People: There are solutions to this shit. If you're building a distributed system or need to deal with loss of data regardless, use actor systems (Erlang or Akka). If you need something that's not quite as probabilistic and are willing to handle deadlocks use CSP (Go or Rust). If you need absolute determinism and you're willing to pay for it in performance use SRP (Esterel or possibly maybe at your own risk Céu).
If you need shitstains in your underwear use locks and semaphores.
Agreed. Now days, you should not even think about threads. If you are, you're doing it wrong. You should only be concerning yourself with immutability or not sharing state. Hardly rocket science. Here's how easy it is in Go: https://github.com/Spatially/go-workgroup just write a function and send it data. Done. Granted, to do that distributed requires some thought for the remoting but still not a concern for the developer.
I get the feeling a lot of developers have only ever written one or two very specific kinds of software and think that their experiences generalise to all kinds.
Threading with locks isn't going to go away any time soon no matter how religiously one states their opposition to it. Take the case of mobile or indeed desktop app programming:
• Memory usage is important
• Real-time responsiveness is important
• Avoiding slow operations on the main thread is important
Some consequences of these constraints is that if you have a simple actor like design with a GUI thread (frontend) and a backend thread (network, other expensive operations) you can easily write crappy software. If the GUI needs a bit of data and needs it fast because the user just navigated to a new screen, sending a message to the backend actor and waiting whilst it finishes off whatever task it's doing isn't going to cut it. You need fine grained access to a subset of the data being managed by the backend, and you need it now, without yielding to some other thread that might not get scheduled quickly. And you need to avoid delays due to duplicating a large object graph then garbage collecting that immutable copy or (worse) running out of RAM and having your app be killed by the OS.

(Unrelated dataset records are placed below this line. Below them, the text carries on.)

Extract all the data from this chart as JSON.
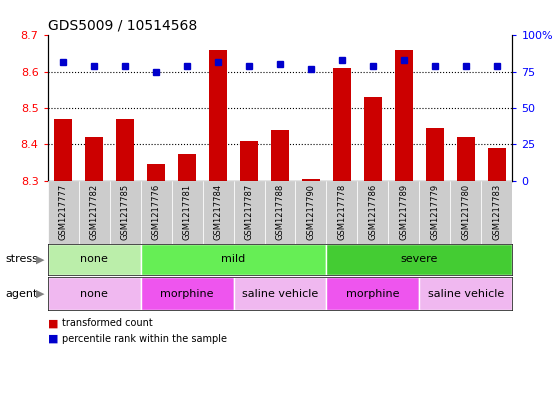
{
  "title": "GDS5009 / 10514568",
  "samples": [
    "GSM1217777",
    "GSM1217782",
    "GSM1217785",
    "GSM1217776",
    "GSM1217781",
    "GSM1217784",
    "GSM1217787",
    "GSM1217788",
    "GSM1217790",
    "GSM1217778",
    "GSM1217786",
    "GSM1217789",
    "GSM1217779",
    "GSM1217780",
    "GSM1217783"
  ],
  "transformed_count": [
    8.47,
    8.42,
    8.47,
    8.345,
    8.375,
    8.66,
    8.41,
    8.44,
    8.305,
    8.61,
    8.53,
    8.66,
    8.445,
    8.42,
    8.39
  ],
  "percentile_rank": [
    82,
    79,
    79,
    75,
    79,
    82,
    79,
    80,
    77,
    83,
    79,
    83,
    79,
    79,
    79
  ],
  "ylim_left": [
    8.3,
    8.7
  ],
  "ylim_right": [
    0,
    100
  ],
  "yticks_left": [
    8.3,
    8.4,
    8.5,
    8.6,
    8.7
  ],
  "yticks_right": [
    0,
    25,
    50,
    75,
    100
  ],
  "bar_bottom": 8.3,
  "bar_color": "#cc0000",
  "dot_color": "#0000cc",
  "stress_row": {
    "groups": [
      {
        "label": "none",
        "start": 0,
        "end": 3,
        "color": "#bbeeaa"
      },
      {
        "label": "mild",
        "start": 3,
        "end": 9,
        "color": "#66ee55"
      },
      {
        "label": "severe",
        "start": 9,
        "end": 15,
        "color": "#44cc33"
      }
    ]
  },
  "agent_row": {
    "groups": [
      {
        "label": "none",
        "start": 0,
        "end": 3,
        "color": "#f0b8f0"
      },
      {
        "label": "morphine",
        "start": 3,
        "end": 6,
        "color": "#ee55ee"
      },
      {
        "label": "saline vehicle",
        "start": 6,
        "end": 9,
        "color": "#f0b8f0"
      },
      {
        "label": "morphine",
        "start": 9,
        "end": 12,
        "color": "#ee55ee"
      },
      {
        "label": "saline vehicle",
        "start": 12,
        "end": 15,
        "color": "#f0b8f0"
      }
    ]
  },
  "background_color": "#ffffff",
  "tick_label_bg": "#cccccc",
  "chart_bg": "#ffffff"
}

In some kinds of web server I've worked on, you're serving a large mostly-but-not-quite immutable data store. That data set must be held in RAM and you cannot have one copy for each thread because that'd not fit into the servers you use. And the data set must be hot-updateable whilst the server is running. You cannot just code around these requirements, they're fundamental to the product.
You can sometimes accept doubling your memory usage so the serving copy can be immutable whilst a new copy is created and updated. but sometimes that just makes you more expensive than your competitors.
There are lots of types of programming where for performance, cost or other reasons, you simply cannot say "shared state is hard so we will never do it". You just have to bite the bullet and do it.
Actors/messaging doesn't imply a remote-backend architecture. It only implies messaging and mutually-exclusive _writable_ state.
GUIs is a poor example as they are inherently single-threaded frontends so performing simultaneous actions is already often implemented utilizing message-passing to backend threads which report back to a single-threaded event-loop. That architecture can be local, backend "threads" or remote processes, as it doesn't much matter to the GUI.
With regard to in-memory persistence, again, you almost certainly would not copy data per thread. For a situation like you're describing, a Redis-like architecture is all you need with a few atomic primitives. But, again, incredibly easy to implement in Go and is certainly _not_ rocket science.
Of course, someone is going to still be using locks, but it's a diminishing number of developers that need to code at that level since there are better higher-level techniques that serve many purposes and protect against many types of errors.
For distributed systems you are supposed to use Erlang with OTP or maybe Akka if you need more speed/JVM. Local and distributed concurrency are nearly indistinguishable when using actors.
If you need shitstains in your underwear use locks and semaphores.